Mit Morphium vergiftete Frühchen Haftbefehl gegen Krankenschwester erlassen

Universitätsklinikum Ulm: Ermittlungen wegen versuchten Totschlags
Foto: RONALD WITTEK/EPA-EFE/REXEine Ulmer Krankenschwester bestreitet laut Staatsanwaltschaft, mehreren Frühgeborenen ohne jede medizinische Notwendigkeit Morphium verabreicht zu haben. Im Spind der Frau im Universitätsklinikum sei allerdings eine Spritze mit Muttermilch, die ersten Analysen zufolge Morphin enthalten habe, entdeckt worden, sagte der Leitende Oberstaatsanwalt Christof Lehr. Daraus habe sich der Tatverdacht gegen die Pflegerin ergeben.

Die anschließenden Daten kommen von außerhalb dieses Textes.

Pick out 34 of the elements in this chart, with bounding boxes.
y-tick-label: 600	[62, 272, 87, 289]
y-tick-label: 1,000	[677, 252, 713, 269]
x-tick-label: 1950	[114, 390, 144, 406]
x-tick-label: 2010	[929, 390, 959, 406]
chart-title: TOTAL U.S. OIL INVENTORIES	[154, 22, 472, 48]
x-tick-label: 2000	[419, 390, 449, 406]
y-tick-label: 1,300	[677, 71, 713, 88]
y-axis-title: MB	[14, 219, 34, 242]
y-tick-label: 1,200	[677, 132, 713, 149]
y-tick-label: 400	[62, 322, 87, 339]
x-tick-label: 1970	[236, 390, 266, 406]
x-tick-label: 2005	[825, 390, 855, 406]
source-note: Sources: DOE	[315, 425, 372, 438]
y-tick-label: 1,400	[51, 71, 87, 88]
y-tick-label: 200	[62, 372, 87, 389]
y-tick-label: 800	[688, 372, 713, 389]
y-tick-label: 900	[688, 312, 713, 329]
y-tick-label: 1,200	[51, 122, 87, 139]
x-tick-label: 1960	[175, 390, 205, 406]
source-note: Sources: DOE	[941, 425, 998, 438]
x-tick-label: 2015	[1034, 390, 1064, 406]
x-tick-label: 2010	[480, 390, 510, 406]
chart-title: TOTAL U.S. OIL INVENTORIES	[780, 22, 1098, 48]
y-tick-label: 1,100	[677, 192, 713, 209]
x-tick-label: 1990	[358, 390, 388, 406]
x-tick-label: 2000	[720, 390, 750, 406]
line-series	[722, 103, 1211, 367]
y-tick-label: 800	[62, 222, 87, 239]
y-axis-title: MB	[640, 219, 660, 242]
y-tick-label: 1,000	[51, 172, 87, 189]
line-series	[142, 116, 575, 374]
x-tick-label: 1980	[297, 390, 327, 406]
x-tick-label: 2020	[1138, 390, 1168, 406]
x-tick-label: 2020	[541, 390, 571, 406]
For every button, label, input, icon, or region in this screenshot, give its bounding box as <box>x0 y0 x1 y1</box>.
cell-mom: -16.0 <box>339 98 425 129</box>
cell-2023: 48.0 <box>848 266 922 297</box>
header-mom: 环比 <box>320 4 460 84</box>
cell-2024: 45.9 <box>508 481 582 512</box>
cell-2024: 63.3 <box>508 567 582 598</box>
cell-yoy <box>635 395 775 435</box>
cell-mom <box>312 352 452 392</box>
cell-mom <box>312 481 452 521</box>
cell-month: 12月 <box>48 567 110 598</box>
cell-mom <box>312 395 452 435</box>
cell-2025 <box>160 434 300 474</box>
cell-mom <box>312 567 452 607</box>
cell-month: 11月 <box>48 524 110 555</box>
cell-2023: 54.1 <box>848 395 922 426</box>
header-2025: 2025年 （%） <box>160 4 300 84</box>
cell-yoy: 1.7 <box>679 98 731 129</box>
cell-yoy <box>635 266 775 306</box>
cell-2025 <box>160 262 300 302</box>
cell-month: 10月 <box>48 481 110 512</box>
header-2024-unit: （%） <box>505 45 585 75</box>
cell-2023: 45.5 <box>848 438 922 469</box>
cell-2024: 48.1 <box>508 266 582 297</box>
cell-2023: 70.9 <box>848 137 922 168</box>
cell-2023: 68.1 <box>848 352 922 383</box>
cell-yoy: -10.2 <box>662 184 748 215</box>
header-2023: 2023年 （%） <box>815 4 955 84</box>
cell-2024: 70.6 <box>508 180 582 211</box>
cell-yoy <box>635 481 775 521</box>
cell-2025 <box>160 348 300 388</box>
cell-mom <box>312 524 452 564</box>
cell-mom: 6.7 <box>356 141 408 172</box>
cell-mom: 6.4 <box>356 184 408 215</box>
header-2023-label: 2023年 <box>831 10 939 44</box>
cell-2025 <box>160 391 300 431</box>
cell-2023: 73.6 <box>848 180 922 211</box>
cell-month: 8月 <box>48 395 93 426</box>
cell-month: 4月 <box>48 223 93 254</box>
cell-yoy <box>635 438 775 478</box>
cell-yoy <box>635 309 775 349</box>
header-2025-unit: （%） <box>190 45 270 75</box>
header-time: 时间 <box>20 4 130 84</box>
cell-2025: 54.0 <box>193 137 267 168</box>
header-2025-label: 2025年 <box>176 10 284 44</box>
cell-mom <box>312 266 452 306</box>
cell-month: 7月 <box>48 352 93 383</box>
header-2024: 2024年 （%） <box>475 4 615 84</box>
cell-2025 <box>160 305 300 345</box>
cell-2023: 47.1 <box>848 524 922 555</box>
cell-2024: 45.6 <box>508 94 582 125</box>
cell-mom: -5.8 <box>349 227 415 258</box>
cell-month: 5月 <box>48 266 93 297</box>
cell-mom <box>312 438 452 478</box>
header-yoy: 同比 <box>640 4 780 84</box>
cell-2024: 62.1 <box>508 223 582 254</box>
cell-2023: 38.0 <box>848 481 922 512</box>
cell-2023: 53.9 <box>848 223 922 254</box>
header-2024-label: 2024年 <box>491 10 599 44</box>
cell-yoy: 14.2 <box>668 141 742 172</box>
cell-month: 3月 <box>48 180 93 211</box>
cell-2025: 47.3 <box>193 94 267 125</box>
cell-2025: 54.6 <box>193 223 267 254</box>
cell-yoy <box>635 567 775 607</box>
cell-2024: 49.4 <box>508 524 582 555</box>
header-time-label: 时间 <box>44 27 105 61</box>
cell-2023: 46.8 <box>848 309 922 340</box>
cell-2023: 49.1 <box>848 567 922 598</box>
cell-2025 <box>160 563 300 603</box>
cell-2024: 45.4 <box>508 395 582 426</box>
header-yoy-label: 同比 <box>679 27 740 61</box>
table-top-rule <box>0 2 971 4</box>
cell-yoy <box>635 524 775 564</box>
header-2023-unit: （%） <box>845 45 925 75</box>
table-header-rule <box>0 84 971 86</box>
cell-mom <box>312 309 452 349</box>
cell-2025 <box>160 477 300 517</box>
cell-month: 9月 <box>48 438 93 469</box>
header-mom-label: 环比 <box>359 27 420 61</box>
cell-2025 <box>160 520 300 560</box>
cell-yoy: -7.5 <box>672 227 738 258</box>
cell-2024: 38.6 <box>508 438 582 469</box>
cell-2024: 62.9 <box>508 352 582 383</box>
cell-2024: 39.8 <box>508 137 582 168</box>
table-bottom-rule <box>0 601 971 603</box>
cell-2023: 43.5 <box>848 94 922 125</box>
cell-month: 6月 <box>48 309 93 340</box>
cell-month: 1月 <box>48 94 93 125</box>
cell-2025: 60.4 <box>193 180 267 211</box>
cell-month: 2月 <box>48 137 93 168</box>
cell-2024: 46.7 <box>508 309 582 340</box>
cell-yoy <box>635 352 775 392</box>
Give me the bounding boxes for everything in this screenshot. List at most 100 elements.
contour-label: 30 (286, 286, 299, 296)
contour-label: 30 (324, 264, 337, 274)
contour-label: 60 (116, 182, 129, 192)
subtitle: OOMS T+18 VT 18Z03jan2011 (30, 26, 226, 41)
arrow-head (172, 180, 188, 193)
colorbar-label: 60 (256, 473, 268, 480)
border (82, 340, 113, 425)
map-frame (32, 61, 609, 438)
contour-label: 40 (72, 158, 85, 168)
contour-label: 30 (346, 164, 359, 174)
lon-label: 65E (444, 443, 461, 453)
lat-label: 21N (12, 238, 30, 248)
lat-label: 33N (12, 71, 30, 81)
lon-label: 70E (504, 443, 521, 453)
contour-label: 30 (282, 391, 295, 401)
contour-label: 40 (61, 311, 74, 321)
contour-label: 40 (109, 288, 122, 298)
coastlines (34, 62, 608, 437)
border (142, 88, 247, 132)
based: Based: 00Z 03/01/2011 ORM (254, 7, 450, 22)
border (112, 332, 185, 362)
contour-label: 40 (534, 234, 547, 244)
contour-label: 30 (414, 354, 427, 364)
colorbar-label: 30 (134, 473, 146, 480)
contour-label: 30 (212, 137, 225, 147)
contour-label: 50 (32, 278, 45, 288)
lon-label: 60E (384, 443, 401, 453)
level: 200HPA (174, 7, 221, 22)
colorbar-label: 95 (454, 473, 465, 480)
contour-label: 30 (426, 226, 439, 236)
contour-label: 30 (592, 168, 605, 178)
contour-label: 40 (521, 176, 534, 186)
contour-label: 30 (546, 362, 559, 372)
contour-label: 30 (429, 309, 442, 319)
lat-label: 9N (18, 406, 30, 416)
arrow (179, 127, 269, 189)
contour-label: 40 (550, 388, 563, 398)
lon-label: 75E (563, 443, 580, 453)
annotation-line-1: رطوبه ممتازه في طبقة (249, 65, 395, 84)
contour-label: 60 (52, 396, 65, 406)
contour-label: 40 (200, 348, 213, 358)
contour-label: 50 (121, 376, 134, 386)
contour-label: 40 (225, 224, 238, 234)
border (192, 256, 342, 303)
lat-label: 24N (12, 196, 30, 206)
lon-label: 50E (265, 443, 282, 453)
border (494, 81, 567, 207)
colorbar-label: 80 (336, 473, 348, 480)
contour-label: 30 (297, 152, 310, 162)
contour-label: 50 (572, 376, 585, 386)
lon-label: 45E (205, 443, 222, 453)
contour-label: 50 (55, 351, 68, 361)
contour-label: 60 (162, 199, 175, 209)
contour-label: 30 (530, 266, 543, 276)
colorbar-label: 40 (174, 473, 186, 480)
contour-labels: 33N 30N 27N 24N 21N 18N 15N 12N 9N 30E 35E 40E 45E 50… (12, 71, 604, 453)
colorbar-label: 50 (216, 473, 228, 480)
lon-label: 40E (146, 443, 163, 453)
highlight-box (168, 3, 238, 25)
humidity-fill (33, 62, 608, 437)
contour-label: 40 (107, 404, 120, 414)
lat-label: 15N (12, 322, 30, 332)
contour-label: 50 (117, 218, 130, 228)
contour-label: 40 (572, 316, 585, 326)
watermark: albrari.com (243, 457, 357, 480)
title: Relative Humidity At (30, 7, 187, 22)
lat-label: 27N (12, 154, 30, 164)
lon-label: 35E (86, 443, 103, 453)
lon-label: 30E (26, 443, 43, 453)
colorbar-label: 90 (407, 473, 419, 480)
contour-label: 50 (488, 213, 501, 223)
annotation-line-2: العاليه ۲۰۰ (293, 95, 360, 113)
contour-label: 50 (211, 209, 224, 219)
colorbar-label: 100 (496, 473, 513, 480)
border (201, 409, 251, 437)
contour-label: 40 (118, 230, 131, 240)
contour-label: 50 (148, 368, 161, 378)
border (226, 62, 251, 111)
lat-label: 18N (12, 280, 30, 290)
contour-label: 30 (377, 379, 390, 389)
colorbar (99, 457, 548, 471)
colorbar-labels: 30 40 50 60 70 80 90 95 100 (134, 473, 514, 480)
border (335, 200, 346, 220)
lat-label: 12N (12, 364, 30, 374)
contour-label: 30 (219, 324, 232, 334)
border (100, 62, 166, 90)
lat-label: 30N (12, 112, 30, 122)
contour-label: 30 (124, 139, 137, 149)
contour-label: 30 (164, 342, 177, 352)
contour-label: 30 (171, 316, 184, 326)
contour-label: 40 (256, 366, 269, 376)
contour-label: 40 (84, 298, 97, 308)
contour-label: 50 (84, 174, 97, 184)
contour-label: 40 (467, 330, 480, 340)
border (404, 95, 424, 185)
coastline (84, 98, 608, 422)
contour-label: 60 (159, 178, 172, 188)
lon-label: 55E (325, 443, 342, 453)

Gegen die Frau wurde den Angaben zufolge vom Amtsgericht Ulm Haftbefehl wegen versuchten Totschlags und gefährlicher Körperverletzung in fünf Fällen erlassen. Weitere Angaben zu den Aussagen der Tatverdächtigen machte die Staatsanwaltschaft unter Verweis auf die laufenden Ermittlungen nicht. Es handele sich um eine junge Frau. Zum Tatmotiv gebe es noch keine Erkenntnisse. Das Mittel sei den Babys vermutlich oral verabreicht worden.
Ausgelöst wurden die Ermittlungen durch eine Strafanzeige des Universitätsklinikums, wie dessen Leitung am Mittwoch mitgeteilt hatte. Demnach litten in den frühen Morgenstunden des 20. Dezember 2019 in der Uniklinik für Kinder- und Jugendmedizin fünf Frühgeborene nahezu zeitgleich an lebensbedrohlichen Atemproblemen. Dank eines raschen Eingreifens des Krankenhauspersonals sei dies aber nach ärztlicher Einschätzung für die Kinder weitgehend folgenlos geblieben.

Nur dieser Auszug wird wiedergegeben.